My brows furrowed with anger. “Do you seriously think they actually care what I name my baby? That anyone is going to love him any less? To quote some Shakespeare, ‘A rose by any other name would smell as sweet.’ And Shakespeare’s like theater bible. You can’t argue with the bible, mom.”

Mother looked taken aback for a moment, but smiled. “I’m sorry, Emme. You just caught me off guard. I already had the blankets I bought for him monogrammed…” I stopped paying attention as she went back to Paul, attempting to take the baby back again. And I already knew Paul wasn’t going to go for that. He cradled McLain closer to him and glared up at mother where she stood over him. Looking at Paul and our son, I was struck again by how alike they looked. I think it was the nose. The same broad, almost too large nose combined with eyes the same almost sullen shape. He was so going to be a heartbreaker.
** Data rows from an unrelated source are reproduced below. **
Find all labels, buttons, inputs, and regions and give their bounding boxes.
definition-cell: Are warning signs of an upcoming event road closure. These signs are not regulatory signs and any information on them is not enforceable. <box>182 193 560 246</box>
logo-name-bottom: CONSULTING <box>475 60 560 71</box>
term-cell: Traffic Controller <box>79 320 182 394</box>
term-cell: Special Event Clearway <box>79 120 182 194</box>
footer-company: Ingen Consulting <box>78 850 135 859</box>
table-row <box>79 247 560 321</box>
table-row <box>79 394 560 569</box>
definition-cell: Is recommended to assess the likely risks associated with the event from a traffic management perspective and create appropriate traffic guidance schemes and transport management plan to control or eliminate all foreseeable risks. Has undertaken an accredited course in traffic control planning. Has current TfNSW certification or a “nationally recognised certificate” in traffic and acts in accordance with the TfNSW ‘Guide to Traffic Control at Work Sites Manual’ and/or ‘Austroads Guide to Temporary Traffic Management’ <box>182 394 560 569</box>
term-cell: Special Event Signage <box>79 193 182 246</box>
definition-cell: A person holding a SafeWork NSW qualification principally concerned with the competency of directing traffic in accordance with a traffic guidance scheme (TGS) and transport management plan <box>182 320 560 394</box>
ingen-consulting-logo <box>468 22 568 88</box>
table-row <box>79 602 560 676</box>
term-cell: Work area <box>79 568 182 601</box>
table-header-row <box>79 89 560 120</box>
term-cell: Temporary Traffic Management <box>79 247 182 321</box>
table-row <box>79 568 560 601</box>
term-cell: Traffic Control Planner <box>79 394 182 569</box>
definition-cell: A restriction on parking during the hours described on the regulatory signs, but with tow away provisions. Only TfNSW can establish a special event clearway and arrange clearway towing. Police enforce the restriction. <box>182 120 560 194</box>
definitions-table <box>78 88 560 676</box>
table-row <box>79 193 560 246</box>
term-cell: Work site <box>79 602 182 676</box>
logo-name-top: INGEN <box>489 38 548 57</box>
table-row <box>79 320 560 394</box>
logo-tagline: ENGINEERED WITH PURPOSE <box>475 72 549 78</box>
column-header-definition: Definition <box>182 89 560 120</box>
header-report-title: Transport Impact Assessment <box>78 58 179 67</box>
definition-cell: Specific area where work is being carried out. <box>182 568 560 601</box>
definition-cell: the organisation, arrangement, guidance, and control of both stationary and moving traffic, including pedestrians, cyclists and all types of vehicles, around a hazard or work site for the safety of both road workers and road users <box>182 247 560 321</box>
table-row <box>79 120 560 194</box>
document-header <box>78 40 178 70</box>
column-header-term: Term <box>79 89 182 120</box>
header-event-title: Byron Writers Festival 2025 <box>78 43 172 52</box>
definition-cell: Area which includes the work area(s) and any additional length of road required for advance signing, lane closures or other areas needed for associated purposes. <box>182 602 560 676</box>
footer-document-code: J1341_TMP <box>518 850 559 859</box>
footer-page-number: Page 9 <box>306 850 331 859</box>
Still ignoring them as they started to argue over who got to hold the baby, I took the paperwork from Paul and continued to fill everything out. There, in Paul’s surprisingly neat hand writing, it read McLain Paul Rushing, followed by our names. That was why it was so neat. He had been sitting there drawing out each letter perfectly, relishing the fact he had won the argument not to name the baby after ‘the bloodsucker’ as he liked to call Emmett. I looked back up. Paul and mother were still fighting and Lissy was settling into the rocker in the corner with her iPod. Child after my own heart, still.

Male. July eighteenth. Clallam County. I tuned out the increasingly loud argument as I finished filling out the birth certificate. This was exactly what I wanted.